US natural gas markets may be subjected to more dramatic price swings in 2025 as growing LNG exports and increasingly price-sensitive producers place greater pressure on the US' stagnant gas storage capacity.
Those price swings could pose challenges for consumers without ample access to gas supplies, as well as producers interested in keeping some output unhedged to capture potentially higher prices without taking on excessive financial risk.
But volatility may also present opportunities for traders looking to exploit unstable price spreads, and for producers that can adapt their operations to fit a more unpredictable pricing environment.
Calm before the storm
High storage levels and low spot prices this year — averaging $2.11/mmBtu through November this year at the US benchmark Henry Hub — triggered by an unusually warm 2023-24 winter, may have obscured some of the structural factors pushing the US gas market into a more volatile future. But those structural factors remain and loom increasingly large for prices.
The US has moved from a roughly 60 Bcf/d (1.7bn m³/d) market eight years ago to a more than 100 Bcf/d market today, "and we haven't grown our storage capacity at all", Rich Brockmeyer, head of North American gas and power at commodity trading house Gunvor, said earlier this year.
As supply and demand for US gas grow, the country's roughly 4.7-Tcf storage capacity becomes ever less effective in stemming demand shocks, such as extreme winter weather events, which can more rapidly draw down inventories than in years past.
Additionally, a growing share of US gas is being consumed by LNG export terminals being built and expanded on the US Gulf coast. When those facilities encounter unexpected problems and cease operations — as has happened numerous times at the 2 Bcf/d Freeport LNG terminal in Texas in recent years — volumes that were previously being liquefied and sent overseas were instead backed up into the domestic market, crushing prices. More LNG exports may mean more opportunities for such supply shocks.

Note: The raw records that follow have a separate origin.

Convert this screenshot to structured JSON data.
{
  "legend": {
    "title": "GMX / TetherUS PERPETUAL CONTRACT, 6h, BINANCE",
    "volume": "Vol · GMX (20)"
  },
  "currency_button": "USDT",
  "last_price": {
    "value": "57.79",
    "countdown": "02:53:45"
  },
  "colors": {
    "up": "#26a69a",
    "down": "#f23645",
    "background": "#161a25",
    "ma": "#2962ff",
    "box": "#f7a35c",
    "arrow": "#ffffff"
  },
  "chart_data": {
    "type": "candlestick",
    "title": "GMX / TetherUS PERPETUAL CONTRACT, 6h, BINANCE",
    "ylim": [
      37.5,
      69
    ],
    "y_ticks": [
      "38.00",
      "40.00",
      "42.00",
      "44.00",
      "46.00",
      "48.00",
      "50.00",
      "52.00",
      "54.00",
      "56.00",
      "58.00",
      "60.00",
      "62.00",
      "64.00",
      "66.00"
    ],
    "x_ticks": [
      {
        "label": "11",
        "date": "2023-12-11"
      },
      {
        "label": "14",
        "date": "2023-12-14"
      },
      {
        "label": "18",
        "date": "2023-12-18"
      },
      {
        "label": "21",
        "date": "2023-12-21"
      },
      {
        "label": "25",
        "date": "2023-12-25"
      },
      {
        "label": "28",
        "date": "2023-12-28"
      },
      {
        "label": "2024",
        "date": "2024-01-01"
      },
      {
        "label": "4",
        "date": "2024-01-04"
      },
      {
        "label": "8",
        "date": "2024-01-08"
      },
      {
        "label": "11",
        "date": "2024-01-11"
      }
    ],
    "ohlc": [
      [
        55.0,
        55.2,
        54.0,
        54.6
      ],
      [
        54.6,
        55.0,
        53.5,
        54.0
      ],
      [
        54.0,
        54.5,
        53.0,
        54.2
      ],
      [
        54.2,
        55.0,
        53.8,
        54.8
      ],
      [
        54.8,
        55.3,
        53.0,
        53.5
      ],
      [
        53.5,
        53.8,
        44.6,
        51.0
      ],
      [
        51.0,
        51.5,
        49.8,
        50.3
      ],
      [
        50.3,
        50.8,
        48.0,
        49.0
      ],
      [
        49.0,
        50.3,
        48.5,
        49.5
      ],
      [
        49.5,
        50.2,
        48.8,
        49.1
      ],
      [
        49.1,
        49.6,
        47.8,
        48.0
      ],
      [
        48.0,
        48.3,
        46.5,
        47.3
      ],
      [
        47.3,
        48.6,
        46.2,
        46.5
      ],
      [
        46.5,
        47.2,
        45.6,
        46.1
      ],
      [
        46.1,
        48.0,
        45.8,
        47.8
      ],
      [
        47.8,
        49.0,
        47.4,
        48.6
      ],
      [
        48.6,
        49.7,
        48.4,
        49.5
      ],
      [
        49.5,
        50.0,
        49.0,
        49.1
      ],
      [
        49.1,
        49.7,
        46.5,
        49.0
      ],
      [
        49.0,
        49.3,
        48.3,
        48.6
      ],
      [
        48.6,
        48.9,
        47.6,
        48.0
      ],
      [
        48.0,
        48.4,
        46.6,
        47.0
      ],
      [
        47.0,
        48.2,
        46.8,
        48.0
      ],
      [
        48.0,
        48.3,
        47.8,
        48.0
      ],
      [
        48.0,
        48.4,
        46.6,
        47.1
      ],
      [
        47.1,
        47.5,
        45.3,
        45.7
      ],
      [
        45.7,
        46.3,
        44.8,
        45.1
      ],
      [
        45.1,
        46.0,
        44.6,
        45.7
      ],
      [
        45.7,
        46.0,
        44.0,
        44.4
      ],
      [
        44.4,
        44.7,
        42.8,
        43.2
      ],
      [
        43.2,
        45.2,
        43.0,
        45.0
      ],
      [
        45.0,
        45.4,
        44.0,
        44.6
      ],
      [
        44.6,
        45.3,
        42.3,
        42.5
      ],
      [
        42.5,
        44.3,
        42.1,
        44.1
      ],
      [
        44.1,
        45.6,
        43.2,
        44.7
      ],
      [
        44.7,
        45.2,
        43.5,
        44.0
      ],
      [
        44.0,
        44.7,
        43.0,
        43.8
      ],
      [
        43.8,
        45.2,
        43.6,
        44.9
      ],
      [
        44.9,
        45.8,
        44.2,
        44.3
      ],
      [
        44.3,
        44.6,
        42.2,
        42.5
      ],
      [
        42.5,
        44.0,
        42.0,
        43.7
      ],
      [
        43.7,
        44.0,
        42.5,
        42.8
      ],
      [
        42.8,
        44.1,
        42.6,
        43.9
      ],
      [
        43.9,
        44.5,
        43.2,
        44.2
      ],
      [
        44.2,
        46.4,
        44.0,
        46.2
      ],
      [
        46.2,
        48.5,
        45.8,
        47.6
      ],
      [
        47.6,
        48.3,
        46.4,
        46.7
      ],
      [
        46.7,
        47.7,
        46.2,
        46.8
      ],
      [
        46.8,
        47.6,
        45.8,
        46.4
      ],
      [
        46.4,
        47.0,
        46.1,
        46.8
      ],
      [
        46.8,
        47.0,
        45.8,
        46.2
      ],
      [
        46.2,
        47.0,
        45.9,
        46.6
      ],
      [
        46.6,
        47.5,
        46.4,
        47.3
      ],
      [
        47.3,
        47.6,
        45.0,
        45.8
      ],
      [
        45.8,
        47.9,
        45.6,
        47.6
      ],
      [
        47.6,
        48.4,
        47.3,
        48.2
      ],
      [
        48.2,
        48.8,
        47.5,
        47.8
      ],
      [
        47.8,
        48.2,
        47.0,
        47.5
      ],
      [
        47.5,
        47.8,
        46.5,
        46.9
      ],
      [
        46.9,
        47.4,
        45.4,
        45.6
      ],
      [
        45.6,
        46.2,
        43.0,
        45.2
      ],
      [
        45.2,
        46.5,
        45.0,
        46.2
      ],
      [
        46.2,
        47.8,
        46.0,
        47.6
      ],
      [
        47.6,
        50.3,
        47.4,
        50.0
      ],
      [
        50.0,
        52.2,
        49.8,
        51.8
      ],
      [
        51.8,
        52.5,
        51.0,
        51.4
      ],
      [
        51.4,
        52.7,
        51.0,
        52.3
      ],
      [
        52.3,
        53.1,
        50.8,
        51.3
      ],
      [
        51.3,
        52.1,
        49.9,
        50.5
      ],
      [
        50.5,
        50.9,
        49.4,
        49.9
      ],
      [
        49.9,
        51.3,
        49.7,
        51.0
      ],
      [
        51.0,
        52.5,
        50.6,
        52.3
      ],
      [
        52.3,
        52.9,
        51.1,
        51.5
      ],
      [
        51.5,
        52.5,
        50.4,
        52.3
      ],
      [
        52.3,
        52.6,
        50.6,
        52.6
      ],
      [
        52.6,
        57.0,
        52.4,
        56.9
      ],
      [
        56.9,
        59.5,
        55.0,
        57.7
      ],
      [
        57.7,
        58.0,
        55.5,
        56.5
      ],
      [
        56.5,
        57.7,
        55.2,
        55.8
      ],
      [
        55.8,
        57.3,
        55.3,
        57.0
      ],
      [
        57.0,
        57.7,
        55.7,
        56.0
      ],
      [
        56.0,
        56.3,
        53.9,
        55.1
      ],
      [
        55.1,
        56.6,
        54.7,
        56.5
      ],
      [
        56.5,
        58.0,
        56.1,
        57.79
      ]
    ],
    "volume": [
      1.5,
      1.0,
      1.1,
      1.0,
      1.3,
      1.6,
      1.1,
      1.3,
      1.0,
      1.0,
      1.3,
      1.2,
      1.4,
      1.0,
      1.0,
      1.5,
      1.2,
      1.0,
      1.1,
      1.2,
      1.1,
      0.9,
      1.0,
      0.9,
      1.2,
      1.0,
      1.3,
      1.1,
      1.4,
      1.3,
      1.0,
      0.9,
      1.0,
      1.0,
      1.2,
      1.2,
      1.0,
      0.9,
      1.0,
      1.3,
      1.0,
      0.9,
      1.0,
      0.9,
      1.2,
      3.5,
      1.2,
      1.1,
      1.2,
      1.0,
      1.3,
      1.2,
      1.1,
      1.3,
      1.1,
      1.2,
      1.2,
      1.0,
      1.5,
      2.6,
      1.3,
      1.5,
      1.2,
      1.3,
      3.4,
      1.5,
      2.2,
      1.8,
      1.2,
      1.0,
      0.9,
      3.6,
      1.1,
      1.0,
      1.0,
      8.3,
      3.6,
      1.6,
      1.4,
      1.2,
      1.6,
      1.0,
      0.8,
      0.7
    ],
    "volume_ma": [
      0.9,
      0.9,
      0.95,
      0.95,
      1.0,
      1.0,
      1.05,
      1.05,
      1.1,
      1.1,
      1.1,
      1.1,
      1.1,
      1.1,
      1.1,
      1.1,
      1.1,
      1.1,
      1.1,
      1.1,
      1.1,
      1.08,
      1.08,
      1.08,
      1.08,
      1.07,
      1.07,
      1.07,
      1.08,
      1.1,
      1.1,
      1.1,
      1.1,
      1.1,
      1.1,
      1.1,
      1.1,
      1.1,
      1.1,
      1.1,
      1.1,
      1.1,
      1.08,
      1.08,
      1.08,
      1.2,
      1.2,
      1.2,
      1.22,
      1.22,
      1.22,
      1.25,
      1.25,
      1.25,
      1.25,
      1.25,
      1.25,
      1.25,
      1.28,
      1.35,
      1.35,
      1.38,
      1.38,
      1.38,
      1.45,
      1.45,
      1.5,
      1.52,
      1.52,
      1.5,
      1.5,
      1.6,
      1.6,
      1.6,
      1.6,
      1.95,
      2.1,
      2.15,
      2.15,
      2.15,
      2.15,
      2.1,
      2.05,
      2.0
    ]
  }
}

US LNG exports are expected to increase by 15pc to almost 14 Bcf/d in 2025 as operations begin at Venture Global's planned 27.2mn t/yr Plaquemines facility in Louisiana and Cheniere's 11.5mn t/yr Corpus Christi, Texas, stage 3 expansion, US Energy Information Administration data show.
Spot price volatility will be most acutely felt in regions like New England that lack underground gas storage.
"In areas like the Gulf coast, where you have a lot of storage, it won't be a problem," Alan Armstrong, chief executive of Williams, the largest US gas pipeline company, told Argus in an interview.
Producers' trade-off
Volatile gas markets are a mixed bag for producers, many of whom profit from volatility while also struggling to plan and budget based on uncertain revenues for unhedged volumes.
Though insufficient gas storage deprives the market of stability, "from the standpoint of a marketing and trading guy that's trying to manage my gas supply to customers and my trading book, I love volatility",said Dennis Price, vice president of marketing and trading at Expand Energy, the largest US gas producer by volume.
BP chief financial officer Sinead Gorman in November 2023 specifically named Freeport LNG's eight-month-long shutdown in 2022-23 from a fire as a driver of volatility in the global gas market. The supermajor was able to exploit the "incredibly fragile" gas market, she said, which was a key factor driving the success of its integrated gas business.
"Those opportunities are what we typically seek and enjoy," Gorman said.
Increasingly, producers have also been adapting to a more volatile market by switching production on and off in response to prices, but often without revealing the price at which a supply response will occur. Expand Energy, for instance, told investors in October that it was amassing drilled but uncompleted wells and wells that had yet to be brought on line, which it could activate relatively quickly when prices rise. It declined to name the price at which that would occur.
Market participants, attempting to price in this phenomenon by anticipating producers' next moves may respond more dramatically to supply signals than in the past, when production was steadier.
Producers' increased responsiveness to prices could help to balance the market somewhat, though more aggressive intervention into operations could take a toll on well performance and pipelines, FactSet senior energy analyst Connor McLean said.
Producers are "treating the reservoir itself like a storage facility", Price said.